# Anchovy,Garlic,Evoo, Spread TNT



## kadesma (Jun 1, 2012)

Serve this yummy appy on tiny  toast rounds. I like the small round baguette. C ut about 16 slices more can be made and double the ingredients for the spread. use 2 cans of oil packed anchovies,  save the oil from the anchovies.if they are to salty for you cover with water and soak  for 10 min. Drain and pat dry on and with paper towels. mince the anchovies with  the saved oil add 2-1/2 Tab. good quality red wine vinegar, 4-5 cloves crushed garlic,and 3-4 Tab. of fresh chopped parsley spread over the toast and  put under broiler til just warm.serve. Enjoy, An icy cold Rose is great with this I like an icy cold sparkling  white wine. This spread needs to be a coarse chopped one.
kades


----------



## PrincessFiona60 (Jun 1, 2012)

I have a can of anchovies begging to be used...


----------



## kadesma (Jun 2, 2012)

PrincessFiona60 said:


> I have a can of anchovies begging to be used...


You'll be glad ya used them.  I love anything with anchovies.  
ma


----------



## Aunt Bea (Jun 2, 2012)

If you have any left it is good as a coating on those tiny little red potatoes after they have been boiled skin on, serve warm.


----------



## kadesma (Jun 2, 2012)

Aunt Bea said:


> If you have any left it is good as a coating on those tiny little red potatoes after they have been boiled skin on, serve warm.


Thanks Aunt Bea, I'll give that a try. It sounds great.
kades


----------



## Savannahsmoker (Jun 2, 2012)

Nice idea and sounds savory.  We would rather serve this then cucumber sandwiches.

Another one copied into our recipe library.  Thanks


----------



## PrincessFiona60 (Jun 2, 2012)

The potato idea sounds good, too Aunt Bea!  Thanks!  The best way for me to not share good food with Shrek is to add anchovies...


----------



## Savannahsmoker (Jun 2, 2012)

Aunt Bea said:


> If you have any left it is good as a coating on those tiny little red potatoes after they have been boiled skin on, serve warm.



That should also be great on Brazed Herb Crusted Crack Potatoes I would think. 

Heck I think it would be great just licking off my fingers.


Thanks kadesma and Aunt Bea.


----------



## kadesma (Jun 2, 2012)

Savannahsmoker said:


> Nice idea and sounds savory.  We would rather serve this then cucumber sandwiches.
> 
> Another one copied into our recipe library.  Thanks



really?  I love tiny cucumber sammies with a touch of pepper jelly on top... But I love the anchovy ones much more.
kades


----------



## kadesma (Jun 2, 2012)

PrincessFiona60 said:


> The potato idea sounds good, too Aunt Bea!  Thanks!  The best way for me to not share good food with Shrek is to add anchovies...

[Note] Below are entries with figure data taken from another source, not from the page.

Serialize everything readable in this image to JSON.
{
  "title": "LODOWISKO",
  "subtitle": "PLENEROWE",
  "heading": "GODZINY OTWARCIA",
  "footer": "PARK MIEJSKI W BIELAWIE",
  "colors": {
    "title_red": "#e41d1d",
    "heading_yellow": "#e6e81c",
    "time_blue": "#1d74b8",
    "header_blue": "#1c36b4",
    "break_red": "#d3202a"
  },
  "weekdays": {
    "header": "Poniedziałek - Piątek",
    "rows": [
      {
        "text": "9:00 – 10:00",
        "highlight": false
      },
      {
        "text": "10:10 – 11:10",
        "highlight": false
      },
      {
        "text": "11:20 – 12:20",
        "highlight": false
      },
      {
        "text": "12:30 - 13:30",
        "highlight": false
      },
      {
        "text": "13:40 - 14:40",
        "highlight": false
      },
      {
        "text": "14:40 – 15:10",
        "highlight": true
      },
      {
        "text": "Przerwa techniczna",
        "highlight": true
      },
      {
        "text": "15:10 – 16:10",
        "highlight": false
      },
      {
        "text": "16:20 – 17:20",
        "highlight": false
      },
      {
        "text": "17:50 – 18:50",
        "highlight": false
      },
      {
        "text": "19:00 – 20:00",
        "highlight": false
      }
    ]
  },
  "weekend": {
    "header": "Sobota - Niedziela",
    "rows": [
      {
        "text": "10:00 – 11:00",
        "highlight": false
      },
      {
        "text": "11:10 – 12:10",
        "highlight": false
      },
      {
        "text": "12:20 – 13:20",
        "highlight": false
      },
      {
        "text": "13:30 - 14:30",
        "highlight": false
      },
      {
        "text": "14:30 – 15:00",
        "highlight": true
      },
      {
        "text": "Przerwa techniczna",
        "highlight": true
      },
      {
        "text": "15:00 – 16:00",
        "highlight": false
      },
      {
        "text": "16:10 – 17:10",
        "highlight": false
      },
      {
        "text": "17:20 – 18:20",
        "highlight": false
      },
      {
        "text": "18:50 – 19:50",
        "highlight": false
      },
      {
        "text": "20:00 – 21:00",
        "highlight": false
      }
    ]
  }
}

Want me to find ya more recipes with anchovies???  Like my aunts cream cheese dip? I have lots. Ahhh poor shrekkie
ma


----------



## kadesma (Jun 2, 2012)

Savannahsmoker said:


> That should also be great on Brazed Herb Crusted Crack Potatoes I would think.
> 
> Heck I think it would be great just licking off my fingers.
> 
> ...



Welcome Friend.
kades


----------



## PrincessFiona60 (Jun 2, 2012)

kadesma said:


> Want me to find ya more recipes with anchovies???  Like my aunts cream cheese dip? I have lots. Ahhh poor shrekkie
> ma




Oh yes, please!  I usually just eat them out of the can, when Shrek is asleep, he says he can still smell them.  If he liked anchovies I would be glad to share


----------



## kadesma (Jun 3, 2012)

PrincessFiona60 said:


> Oh yes, please!  I usually just eat them out of the can, when Shrek is asleep, he says he can still smell them.  If he liked anchovies I would be glad to share


Right, I'll buy that
ma 
the recipes are going to come...
ma


----------



## kadesma (Jun 3, 2012)

PF to get you started.
I block 8 oz. soft cream cheese. add 2 cloves crushed garlic, several dashes of Worchestershire sauce mix altogether andserve withpotato chips. so yummy and makes a nice dip for a paarthy I don't tell them what's in it just say it's Beecies dip.
ma


----------



## PrincessFiona60 (Jun 3, 2012)

Yum!  I can do that and I have 2 pounds of cream cheese to use!


----------



## Zagut (Jun 3, 2012)

Anchovies and Garlic.
What's not to love? 
Time to fire up the toaster.


----------



## kadesma (Jun 3, 2012)

Zagut said:


> Anchovies and Garlic.
> What's not to love?
> Time to fire up the toaster.


Way to go Zag..Hope you like. I'm addicted.
kades


----------



## kadesma (Jun 3, 2012)

PF a Bagna Cauda is wonderful  with veggies but if you like small oysters that are grilled add some of the Bagna Cauda to each one, heaven...When I make garlic bread just for me, I add anchovies to the melting butter and smoosh some anchovies along with the crushed garlic and a little red pepper flakes makes the bread yummy I put it under the broiler til its golden  or you can add an anchovey fillet over the top of some sliced bread you've browned and added  chopped tomatoe, basil and fresh mozz to
ma


----------



## PrincessFiona60 (Jun 3, 2012)

I'm going to have to go buy more anchovies!  Thanks, Ma!


----------



## kadesma (Jun 3, 2012)

PrincessFiona60 said:


> I'm going to have to go buy more anchovies!  Thanks, Ma!


Welcome sweetie.
ma


----------